Tidak hanya itu, rentetan kasus peledakan bom yang melibatkan orang muda usia belia juga terjadi di Sukoharjo dan Polrestabes Medan 2019 lalu. Pelaku berusia 22 tahun dan 24 tahun. Kasus tersebut adalah salah tiga contoh tindakan teror akibat pencucian otak terhadap remaja. Masih banyak kasus merugikan lain, yang melibatkan orang muda di dalamnya. Amat disayangkan, dan peristiwa akibat paham intoleran tersebut tidak boleh terjadi lagi apalagi menimpa orang terdekat kita.
Lalu, apakah orang muda memiliki kaitan dengan urusan mengamalkan toleransi dan menjaga perdamaian bangsa? Tentu saja. Sahabat Damai, dalam urusan menjaga perdamaian, ini menjadi pekerjaan rumah besar kita bersama. Sebuah bangsa yang besar seperti Indonesia saat ini, untuk mewujudkan cita-cita kehidupan manusia yang bahagia dimasa depan tidak bisa dilakukan oleh pemerintah atau lembaga sosial pergerakan secara sendiri-sendiri tanpa aksi dari orang muda pada zamannya.

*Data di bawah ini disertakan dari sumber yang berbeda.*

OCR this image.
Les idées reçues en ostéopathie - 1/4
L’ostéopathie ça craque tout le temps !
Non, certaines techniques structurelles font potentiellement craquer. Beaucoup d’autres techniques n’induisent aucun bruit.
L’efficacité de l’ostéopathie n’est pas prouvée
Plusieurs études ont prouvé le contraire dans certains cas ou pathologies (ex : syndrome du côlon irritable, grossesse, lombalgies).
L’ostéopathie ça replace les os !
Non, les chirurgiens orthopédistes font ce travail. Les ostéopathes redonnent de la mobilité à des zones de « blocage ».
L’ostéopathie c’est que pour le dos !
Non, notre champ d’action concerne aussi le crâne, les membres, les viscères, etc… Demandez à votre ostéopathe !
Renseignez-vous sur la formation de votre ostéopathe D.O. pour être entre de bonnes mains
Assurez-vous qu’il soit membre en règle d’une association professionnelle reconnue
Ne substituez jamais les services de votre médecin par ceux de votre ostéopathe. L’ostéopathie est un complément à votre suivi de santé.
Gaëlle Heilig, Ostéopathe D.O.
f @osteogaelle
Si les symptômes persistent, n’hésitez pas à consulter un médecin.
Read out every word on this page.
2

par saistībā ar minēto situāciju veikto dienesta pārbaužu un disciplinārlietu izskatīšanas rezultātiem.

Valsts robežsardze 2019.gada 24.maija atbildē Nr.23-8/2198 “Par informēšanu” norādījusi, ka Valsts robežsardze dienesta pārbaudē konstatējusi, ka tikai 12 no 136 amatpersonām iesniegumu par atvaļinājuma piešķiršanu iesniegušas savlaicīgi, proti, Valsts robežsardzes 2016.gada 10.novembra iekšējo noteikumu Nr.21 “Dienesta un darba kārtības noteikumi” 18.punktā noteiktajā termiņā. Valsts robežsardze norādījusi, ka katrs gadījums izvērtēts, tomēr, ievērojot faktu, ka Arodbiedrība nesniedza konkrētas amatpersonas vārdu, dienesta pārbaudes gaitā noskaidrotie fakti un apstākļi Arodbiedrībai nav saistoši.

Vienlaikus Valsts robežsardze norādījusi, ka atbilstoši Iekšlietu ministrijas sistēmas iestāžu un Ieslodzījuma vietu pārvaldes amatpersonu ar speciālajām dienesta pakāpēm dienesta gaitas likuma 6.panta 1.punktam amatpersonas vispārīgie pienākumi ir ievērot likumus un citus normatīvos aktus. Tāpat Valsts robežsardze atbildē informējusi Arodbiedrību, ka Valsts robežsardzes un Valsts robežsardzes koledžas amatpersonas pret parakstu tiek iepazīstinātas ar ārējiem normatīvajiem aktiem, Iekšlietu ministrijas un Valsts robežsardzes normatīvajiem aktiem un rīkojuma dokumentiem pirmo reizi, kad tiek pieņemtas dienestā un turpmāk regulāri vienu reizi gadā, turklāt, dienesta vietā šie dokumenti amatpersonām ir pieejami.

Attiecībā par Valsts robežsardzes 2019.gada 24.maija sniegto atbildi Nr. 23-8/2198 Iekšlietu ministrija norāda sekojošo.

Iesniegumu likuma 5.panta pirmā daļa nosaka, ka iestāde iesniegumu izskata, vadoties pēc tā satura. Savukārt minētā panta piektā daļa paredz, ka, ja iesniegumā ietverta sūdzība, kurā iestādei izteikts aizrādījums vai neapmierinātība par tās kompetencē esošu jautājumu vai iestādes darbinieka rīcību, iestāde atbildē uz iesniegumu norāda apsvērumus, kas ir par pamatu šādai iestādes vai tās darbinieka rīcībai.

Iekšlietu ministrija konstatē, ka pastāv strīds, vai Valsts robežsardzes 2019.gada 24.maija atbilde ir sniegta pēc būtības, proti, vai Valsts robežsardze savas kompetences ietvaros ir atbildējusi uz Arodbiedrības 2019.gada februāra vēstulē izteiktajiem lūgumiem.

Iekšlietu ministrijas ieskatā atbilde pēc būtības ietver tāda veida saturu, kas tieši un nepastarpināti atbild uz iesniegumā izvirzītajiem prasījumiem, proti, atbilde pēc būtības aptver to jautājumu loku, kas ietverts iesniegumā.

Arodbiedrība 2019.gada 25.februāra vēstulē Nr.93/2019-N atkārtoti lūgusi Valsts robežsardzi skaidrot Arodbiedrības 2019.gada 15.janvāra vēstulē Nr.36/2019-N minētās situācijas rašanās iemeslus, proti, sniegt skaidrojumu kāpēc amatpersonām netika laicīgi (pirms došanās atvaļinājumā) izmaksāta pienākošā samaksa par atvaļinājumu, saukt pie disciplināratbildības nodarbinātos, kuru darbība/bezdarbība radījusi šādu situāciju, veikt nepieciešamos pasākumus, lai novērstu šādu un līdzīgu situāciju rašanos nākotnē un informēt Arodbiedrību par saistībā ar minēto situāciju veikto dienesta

Waktu akan terus dinamis, pemangku kebijakan akan terus berganti namun nilai-nilai luhur bangsa harus ditanamkan agar tidak sirna tertelan arus modernisasi. Peran generasi milenial dan generasi Z sangat dibutukan karena mereka adalah pemberi pengaruh terbesar terhadap sesama penerus bangsa bahkan orang dewasa, terutama yang berkaitan aktifitasnya di sosial media.
Ajarkan dan berikan contoh kepada orang muda baik disekolah atau di rumah untuk bijak bersosial di dunia maya sebagai rumah kedua mereka. Selain memberikan contoh kepada generasi muda yang kreatif cara mengidentifikasi dan mengkounter hal-hal yang mengandung nilai disinformasi. Berikan pula contoh dampak sosial dan hukum apabila mempertunjukkan argumen atau hal-hal yang tidak pantas. Ujaran kebencian yang dapat menimbulkan kebencian dan berdampak terhadap situasi yang tidak damai bagi orang lain. Dengan memberikan pemahaman yang baik, kita akan mempersempit ruang gerak orang-orang yang memiliki pemikiran dan memanfat fasilitas media sosial untuk hal-hal yang tidak positif di tengah-tengah masyarakat.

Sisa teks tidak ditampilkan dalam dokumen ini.